A quarter of Albany households don’t have the internet. That’s a lot.

Jordan Carleo-Evangelist
4 min readDec 20, 2016

Somewhere between a quarter and third of Albany households can’t access the internet from home.

That’s as many as 12,000 homes where people can’t look for jobs or research doctors online, take online college courses or hunt for the best price on something they have to buy.

Given how heavily we rely on the internet to do basically everything in 2016 — including homework — that’s huge.

According to census data released this fall, roughly 29 percent of homes in the city lack internet subscriptions — give or take 3.5 percent. Even on the low end of that range, that’s a lot.

The Census Bureau only began collecting this data at the city level in 2013, and aside from what the numbers explicitly tell us, they’re interesting because they offer another window on how poverty impacts a city in ways that aren’t as obvious as blighted neighborhoods or the number of school children receiving subsidized lunch.

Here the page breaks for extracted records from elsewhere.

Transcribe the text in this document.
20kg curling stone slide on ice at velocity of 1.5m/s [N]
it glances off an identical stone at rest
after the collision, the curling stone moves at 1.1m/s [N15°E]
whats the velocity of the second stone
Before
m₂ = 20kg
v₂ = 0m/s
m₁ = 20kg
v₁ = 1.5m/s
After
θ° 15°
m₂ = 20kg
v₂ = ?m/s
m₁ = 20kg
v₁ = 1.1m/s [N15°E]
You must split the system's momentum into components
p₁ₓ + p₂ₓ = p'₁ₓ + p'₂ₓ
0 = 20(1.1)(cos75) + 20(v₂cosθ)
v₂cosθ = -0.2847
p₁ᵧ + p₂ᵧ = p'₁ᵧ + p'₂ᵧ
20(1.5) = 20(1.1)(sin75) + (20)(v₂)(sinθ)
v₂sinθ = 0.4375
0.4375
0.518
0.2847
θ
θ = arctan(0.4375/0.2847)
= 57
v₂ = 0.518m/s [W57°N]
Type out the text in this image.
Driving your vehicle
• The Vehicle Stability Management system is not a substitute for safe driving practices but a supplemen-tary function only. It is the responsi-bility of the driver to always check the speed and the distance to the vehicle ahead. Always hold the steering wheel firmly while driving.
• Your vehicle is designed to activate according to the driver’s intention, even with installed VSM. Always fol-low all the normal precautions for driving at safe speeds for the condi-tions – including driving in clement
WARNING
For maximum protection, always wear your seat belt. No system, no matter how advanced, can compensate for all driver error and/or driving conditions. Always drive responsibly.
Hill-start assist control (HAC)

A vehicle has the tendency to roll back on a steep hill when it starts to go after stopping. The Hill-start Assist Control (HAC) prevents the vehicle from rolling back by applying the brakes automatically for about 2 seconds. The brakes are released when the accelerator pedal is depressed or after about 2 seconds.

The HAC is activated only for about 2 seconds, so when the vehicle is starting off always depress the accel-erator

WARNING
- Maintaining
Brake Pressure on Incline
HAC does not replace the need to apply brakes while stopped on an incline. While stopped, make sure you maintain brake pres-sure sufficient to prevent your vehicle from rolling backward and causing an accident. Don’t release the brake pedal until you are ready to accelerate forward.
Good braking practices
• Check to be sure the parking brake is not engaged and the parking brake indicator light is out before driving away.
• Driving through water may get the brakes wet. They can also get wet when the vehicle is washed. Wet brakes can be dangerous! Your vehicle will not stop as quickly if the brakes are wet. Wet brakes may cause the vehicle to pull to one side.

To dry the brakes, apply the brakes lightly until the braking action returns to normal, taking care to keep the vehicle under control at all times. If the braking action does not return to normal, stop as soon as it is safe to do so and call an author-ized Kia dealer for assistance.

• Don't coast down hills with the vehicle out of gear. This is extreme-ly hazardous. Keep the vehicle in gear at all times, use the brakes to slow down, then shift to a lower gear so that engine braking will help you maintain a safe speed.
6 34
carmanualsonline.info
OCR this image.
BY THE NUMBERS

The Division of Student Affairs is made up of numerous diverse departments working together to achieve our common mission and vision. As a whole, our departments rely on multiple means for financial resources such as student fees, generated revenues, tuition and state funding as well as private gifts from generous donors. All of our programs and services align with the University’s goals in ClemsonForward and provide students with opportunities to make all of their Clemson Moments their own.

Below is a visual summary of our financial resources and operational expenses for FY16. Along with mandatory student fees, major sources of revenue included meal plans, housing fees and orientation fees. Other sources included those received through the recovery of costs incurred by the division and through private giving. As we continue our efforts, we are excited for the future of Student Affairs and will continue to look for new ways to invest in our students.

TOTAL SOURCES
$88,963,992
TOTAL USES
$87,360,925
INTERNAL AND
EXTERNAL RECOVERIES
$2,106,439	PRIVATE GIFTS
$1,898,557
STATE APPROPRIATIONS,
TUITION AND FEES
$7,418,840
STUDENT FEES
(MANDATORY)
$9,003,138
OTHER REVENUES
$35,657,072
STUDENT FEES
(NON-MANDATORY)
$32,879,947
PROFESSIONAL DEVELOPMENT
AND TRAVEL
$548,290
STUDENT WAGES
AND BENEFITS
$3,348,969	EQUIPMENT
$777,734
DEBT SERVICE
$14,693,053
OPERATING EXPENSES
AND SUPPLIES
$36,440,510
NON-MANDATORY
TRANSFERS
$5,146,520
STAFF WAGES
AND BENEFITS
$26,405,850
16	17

The consequences are fairly straightforward: A more difficult time finding work and navigating the healthcare system, a harder time completing school assignments and paying more for things than necessary — just to name a few.

More interesting is that, by comparison, Albany is the most plugged-in big city upstate. Of the five largest cities north of the Bronx, Albany ranks second behind only Yonkers in the percentage of households that can log-on from home.

Not surprisingly, the numbers on home internet connections more or less track with poverty. At about 27 percent, Albany’s poverty level is the lowest of the four big upstate cities.

Statewide, 78 percent of New York households have access to the internet. In the Capital Region, the figure is about 80 percent thanks to more affluent places like Saratoga County where the home subscription rate is as high as 88 percent.

That means Albany, while better off than some of the poorest big urban areas upstate, is still lagging behind. And it’s further evidence that the digital divide in 2016 is not purely a problem of rural infrastructure.

The state has pledged $500 million to make broadband accessible to every New Yorker by 2018 — an aggressive goal that would wipe out vast upstate high-speed internet dead zones. The city, too, has commissioned a working group to study broadband quality and access.

But the numbers suggest that in Albany and places like it, penetration of broadband infrastructure isn’t the issue. It’s not that people couldn’t buy a subscription if they could afford one.

The vast majority of Albany residents with internet service at home are using some kind of broadband. The biggest obstacle is more likely cost.

The Pew Research Center found that among Americans without broadband, 43 percent cited the steep cost as the chief reason. Exactly how much broadband will run you varies by location and whether it’s bundled with other services, but 2011 data collected by the federal government found the majority of users were paying somewhere between $30 and $60 a month for it.

(Pew also notes that broadband adoption appears to be leveling off thanks in large part to the rise in smartphone use, but the census accounts for this by including households with mobile broadband — e.g., tablets and smartphones with data plans — in its figures.)

All this points to why the work of organizations like the Albany Public Library is so important. The APL last year began loaning tablets that double as Wi-Fi hotspots, giving patrons a device and a connection to surf the web from the comfort and privacy of their own homes. For free. At the library’s branches alone, Wi-Fi use increased 12 percent last year.

Some argue a municipally run broadband network will yield better, more affordable service — though the start-up costs would be formidable for a city as cash-strapped as Albany. City and state officials have also looked to the private sector to boost competition, sharply criticizing Verizon for declining to expand its fiber-optic network from the surrounding suburbs into Albany.

Ultimately, it’s not just about the ability to scroll through Facebook or e-pay your National Grid bill while wearing your slippers. Those are the luxuries internet access affords.

Internet access ceased to be a luxury when it also became virtually a requirement to apply for many jobs. More than 40 percent of those without broadband access cite it as a major obstacle to their employment prospects.

Finally, aside from all these mostly familiar arguments, there’s another hidden consequence to a city of so many digital have-nots. As our means of neighborhood organization and civic and political activism increasingly shift online, those who cannot follow them there — the same people who are already likely to be marginalized by poverty — get left behind.